The blaze broke out before dawn on Thursday in the two-storey building of the Darul Quran Ittifaqiyah school, located in the centre of the capital, Kuala Lumpur.
Firefighters had the blaze out within an hour but the damage was extensive. Pictures in local media showed beds blackened by fire and covered in ash.
Khirudin Drahman, the director of Kuala Lumpur’s fire and rescue department, said: “It really does not make sense for so many to die in the fire. I think it is one of the country’s worst fire disasters in the past 20 years.”
He said 23 students and two adult wardens were killed – either trapped by the fire or dying from smoke inhalation.
“We are now investigating the cause of the fire,” he said.
Loga Bala Mohan, the deputy minister for federal territories, said: “We sympathise with the families. It is one of the worst fires involving so many lives in the capital in recent years.
“We urgently want the authorities to quickly probe the cause of the deadly fire so that we will be able to prevent future disasters.”
A fire department official at the scene said the blaze had broken out in bedrooms before dawn, and firefighters from a nearby station had been on the scene within minutes.

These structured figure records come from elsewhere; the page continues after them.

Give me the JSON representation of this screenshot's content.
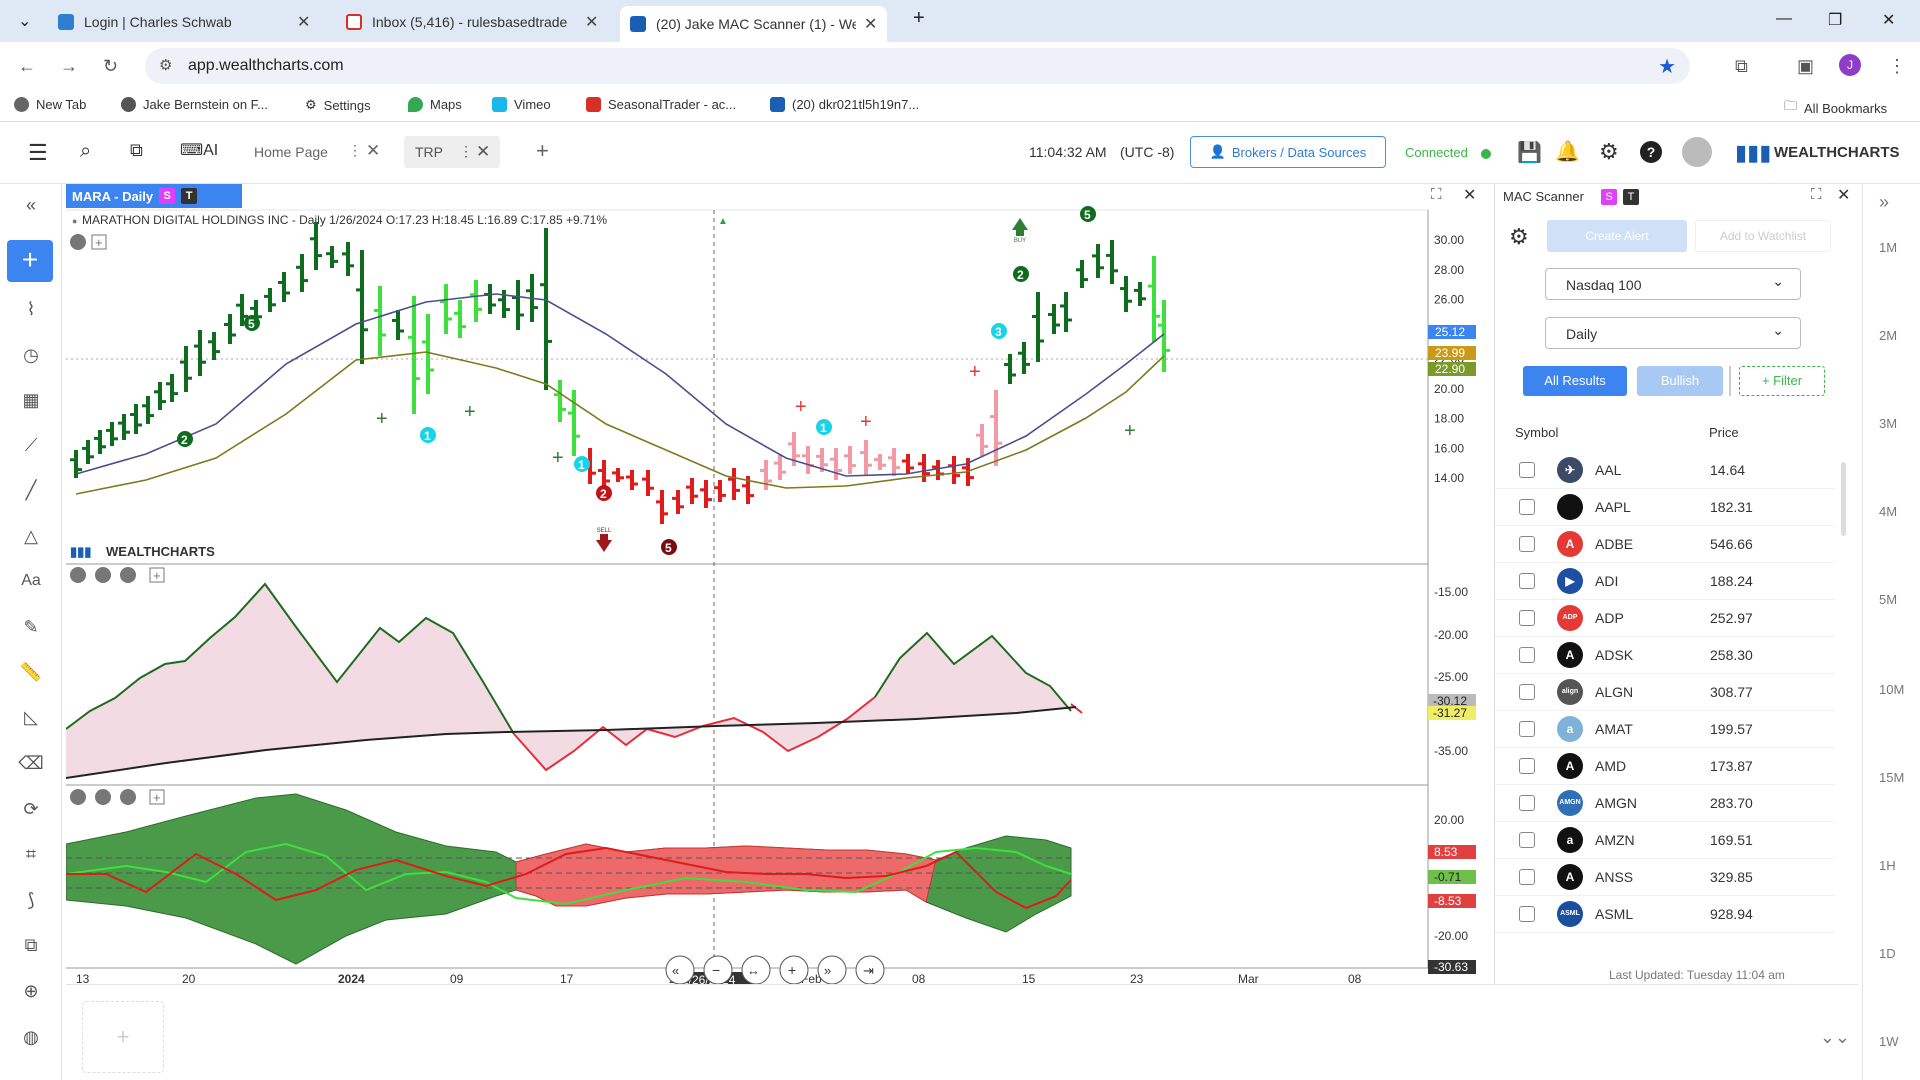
{
  "browser": {
    "tabs": [
      {
        "title": "Login | Charles Schwab",
        "color": "#2f7fd0"
      },
      {
        "title": "Inbox (5,416) - rulesbasedtrade",
        "color": "#d93025"
      },
      {
        "title": "(20) Jake MAC Scanner (1) - We",
        "color": "#1a5fb4"
      }
    ],
    "url": "app.wealthcharts.com",
    "bookmarks": [
      "New Tab",
      "Jake Bernstein on F...",
      "Settings",
      "Maps",
      "Vimeo",
      "SeasonalTrader - ac...",
      "(20) dkr021tl5h19n7...",
      "All Bookmarks"
    ]
  },
  "app": {
    "nav_tabs": [
      "Home Page",
      "TRP"
    ],
    "time": "11:04:32 AM",
    "timezone": "(UTC -8)",
    "brokers_label": "Brokers / Data Sources",
    "connected_label": "Connected",
    "brand": "WEALTHCHARTS"
  },
  "chart": {
    "tab_label": "MARA - Daily",
    "badge_s": "S",
    "badge_t": "T",
    "header": "MARATHON DIGITAL HOLDINGS INC - Daily 1/26/2024 O:17.23 H:18.45 L:16.89 C:17.85 +9.71%",
    "watermark": "WEALTHCHARTS",
    "price_ticks": [
      "30.00",
      "28.00",
      "26.00",
      "24.00",
      "22.00",
      "20.00",
      "18.00",
      "16.00",
      "14.00"
    ],
    "price_badges": [
      "25.12",
      "23.99",
      "22.90"
    ],
    "osc1_ticks": [
      "-15.00",
      "-20.00",
      "-25.00",
      "-35.00"
    ],
    "osc1_badges": [
      "-30.12",
      "-31.27"
    ],
    "osc2_ticks": [
      "20.00",
      "-20.00"
    ],
    "osc2_badges": [
      "8.53",
      "-0.71",
      "-8.53",
      "-30.63"
    ],
    "date_ticks": [
      "13",
      "20",
      "2024",
      "09",
      "17",
      "24",
      "Feb",
      "08",
      "15",
      "23",
      "Mar",
      "08"
    ],
    "crosshair_date": "1/26/2024",
    "buy_label": "BUY",
    "sell_label": "SELL"
  },
  "chart_data": {
    "type": "bar",
    "title": "MARATHON DIGITAL HOLDINGS INC - Daily",
    "ylim": [
      14,
      30
    ],
    "ma_fast_last": 25.12,
    "ma_slow_last": 23.99
  },
  "scanner": {
    "title": "MAC Scanner",
    "create_alert": "Create Alert",
    "add_watchlist": "Add to Watchlist",
    "index": "Nasdaq 100",
    "timeframe": "Daily",
    "all_results": "All Results",
    "bullish": "Bullish",
    "filter": "+ Filter",
    "col_symbol": "Symbol",
    "col_price": "Price",
    "rows": [
      {
        "symbol": "AAL",
        "price": "14.64",
        "color": "#3b4a66",
        "mark": "✈"
      },
      {
        "symbol": "AAPL",
        "price": "182.31",
        "color": "#111111",
        "mark": ""
      },
      {
        "symbol": "ADBE",
        "price": "546.66",
        "color": "#e53935",
        "mark": "A"
      },
      {
        "symbol": "ADI",
        "price": "188.24",
        "color": "#1e4fa3",
        "mark": "▶"
      },
      {
        "symbol": "ADP",
        "price": "252.97",
        "color": "#e53935",
        "mark": "ADP"
      },
      {
        "symbol": "ADSK",
        "price": "258.30",
        "color": "#111111",
        "mark": "A"
      },
      {
        "symbol": "ALGN",
        "price": "308.77",
        "color": "#555555",
        "mark": "align"
      },
      {
        "symbol": "AMAT",
        "price": "199.57",
        "color": "#7fb2d9",
        "mark": "a"
      },
      {
        "symbol": "AMD",
        "price": "173.87",
        "color": "#111111",
        "mark": "A"
      },
      {
        "symbol": "AMGN",
        "price": "283.70",
        "color": "#2e6fb7",
        "mark": "AMGN"
      },
      {
        "symbol": "AMZN",
        "price": "169.51",
        "color": "#111111",
        "mark": "a"
      },
      {
        "symbol": "ANSS",
        "price": "329.85",
        "color": "#111111",
        "mark": "A"
      },
      {
        "symbol": "ASML",
        "price": "928.94",
        "color": "#1a4fa0",
        "mark": "ASML"
      }
    ],
    "last_updated": "Last Updated: Tuesday 11:04 am"
  },
  "right_rail": [
    "1M",
    "2M",
    "3M",
    "4M",
    "5M",
    "10M",
    "15M",
    "1H",
    "1D",
    "1W"
  ]
}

The Star newspaper reported that the fire and rescue department had raised concerns about fire safety measures at unregistered and private religious schools – known as tahfiz – and had recorded 211 fires at the institutions since 2015.
In August 16 people, including eight students, had fled an early-morning fire at a family-run tahfiz in Baling, in the northern state of Kedah, the paper reported.
There were 519 tahfiz schools registered across the country as of April, but many more were believed to be unregistered, the paper said.
In October last year six people died in a fire that swept through the intensive care unit of a major hospital in the southern state of Johor.